Israel study, author Yinon Bar-On et al.: 4th COVID injection protection from Pfizer against Omicron wanes rapidly; Comparing the rate ratio over time since the fourth dose (Figure 2) suggests that the protection against confirmed infection with the omicron variant reaches a maximum in the fourth week after vaccination...these findings suggest that protection against confirmed infection wanes quickly'.
‘Comparing the rate ratio over time since the fourth dose (Figure 2) suggests that the protection against confirmed infection with the omicron variant reaches a maximum in the fourth week after vaccination, after which the rate ratio decreases to approximately 1.1 by the eighth week; these findings suggest that protection against confirmed infection wanes quickly.’

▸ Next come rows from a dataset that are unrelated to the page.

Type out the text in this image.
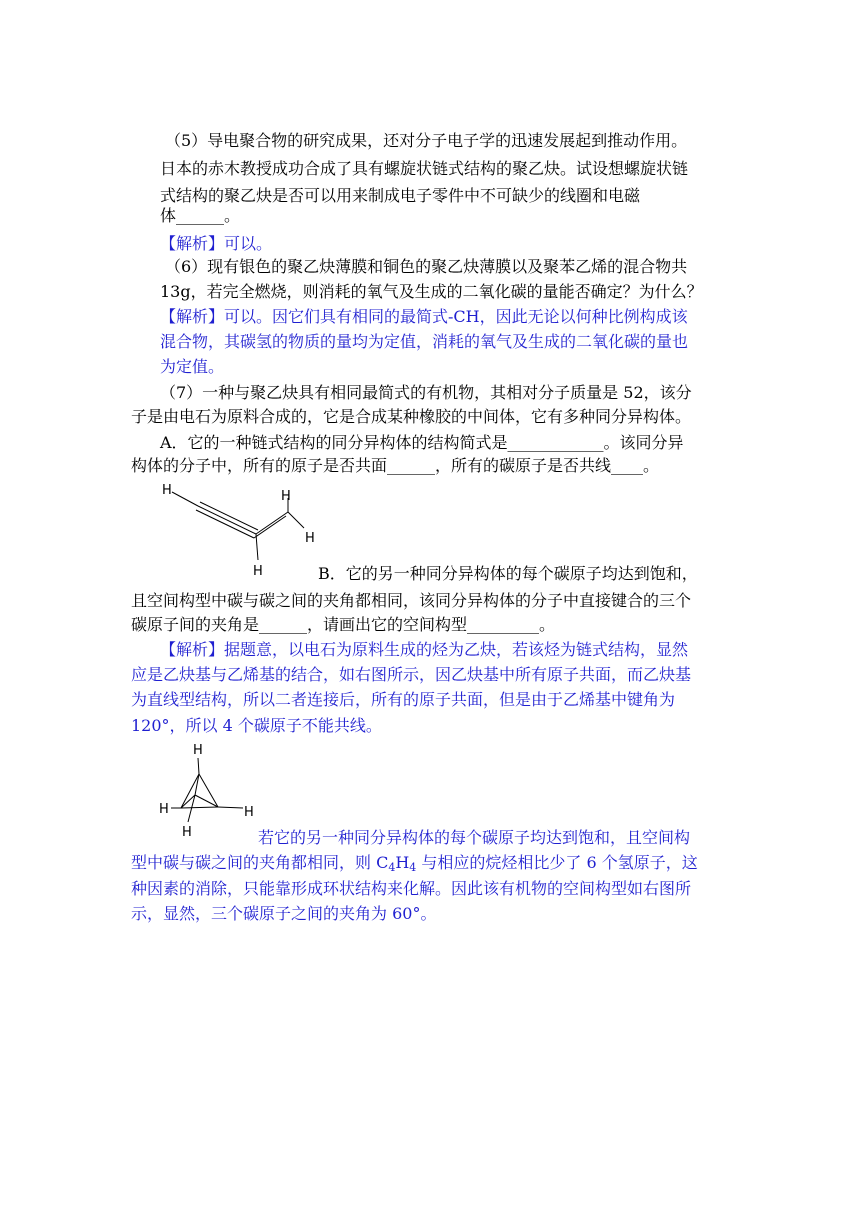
（5）导电聚合物的研究成果，还对分子电子学的迅速发展起到推动作用。
日本的赤木教授成功合成了具有螺旋状链式结构的聚乙炔。试设想螺旋状链
式结构的聚乙炔是否可以用来制成电子零件中不可缺少的线圈和电磁
体______。
【解析】可以。
（6）现有银色的聚乙炔薄膜和铜色的聚乙炔薄膜以及聚苯乙烯的混合物共
13g，若完全燃烧，则消耗的氧气及生成的二氧化碳的量能否确定？为什么？
【解析】可以。因它们具有相同的最简式-CH，因此无论以何种比例构成该
混合物，其碳氢的物质的量均为定值，消耗的氧气及生成的二氧化碳的量也
为定值。
（7）一种与聚乙炔具有相同最简式的有机物，其相对分子质量是 52，该分
子是由电石为原料合成的，它是合成某种橡胶的中间体，它有多种同分异构体。
A．它的一种链式结构的同分异构体的结构简式是____________。该同分异
构体的分子中，所有的原子是否共面______，所有的碳原子是否共线____。
H	H
H
H	B．它的另一种同分异构体的每个碳原子均达到饱和，
且空间构型中碳与碳之间的夹角都相同，该同分异构体的分子中直接键合的三个
碳原子间的夹角是______，请画出它的空间构型_________。
【解析】据题意，以电石为原料生成的烃为乙炔，若该烃为链式结构，显然
应是乙炔基与乙烯基的结合，如右图所示，因乙炔基中所有原子共面，而乙炔基
为直线型结构，所以二者连接后，所有的原子共面，但是由于乙烯基中键角为
120°，所以 4 个碳原子不能共线。
H
H	H
H	若它的另一种同分异构体的每个碳原子均达到饱和，且空间构
型中碳与碳之间的夹角都相同，则 $C_4H_4$ 与相应的烷烃相比少了 6 个氢原子，这
种因素的消除，只能靠形成环状结构来化解。因此该有机物的空间构型如右图所
示，显然，三个碳原子之间的夹角为 60°。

I caution that these types of studies are plagued by confounding (not adequately adjusted for in this study) such as 1) healthy vaccinee bias in which healthier persons seek vaccine 2) persons who get the 4th dose may be behaviorally different from those that get the 3rd 3) underlying co-existing comorbid illnesses may impact the study groups differentially 4) treatment for medical conditions may exist differentially and were not controlled for and may distort the results
Ferdinands et al.: Waning 2-Dose and 3-Dose Effectiveness of mRNA Vaccines Against COVID-19–Associated Emergency Department and Urgent Care Encounters and Hospitalizations Among Adults During Periods of Delta and Omicron Variant Predominance — VISION Network, 10 States, August 2021–January 2022
“During the Omicron-predominant period, VE against COVID-19–associated ED/UC encounters was lower overall compared with that during the Delta-predominant period and waned after the second dose, from 69% within 2 months of vaccination to 37% at ≥5 months after vaccination (p<0.001). Protection increased after a third dose, with VE of 87% among those vaccinated within the past 2 months; however, VE after 3 doses declined to 66% among those vaccinated 4–5 months earlier and 31% among those vaccinated ≥5 months earlier"…in a multistate analysis of 241,204 ED/UC encounters and 93,408 hospitalizations among adults with COVID-19–like illness during August 26, 2021–January 22, 2022, estimates of VE against laboratory-confirmed COVID-19 were lower during the Omicron-predominant than during the Delta-predominant period, after accounting for both number of vaccine doses received and time since vaccination. During both periods, VE after receipt of a third dose was always higher than VE following a second dose; however, VE waned with increasing time since vaccination.”
“A fourth dose of the COVID-19 vaccine might be necessary for some Americans. New data from the Centers for Disease Control and Prevention (CDC) finds that the mRNA shot's protection begins to decline after about four months, according to a study released Friday.”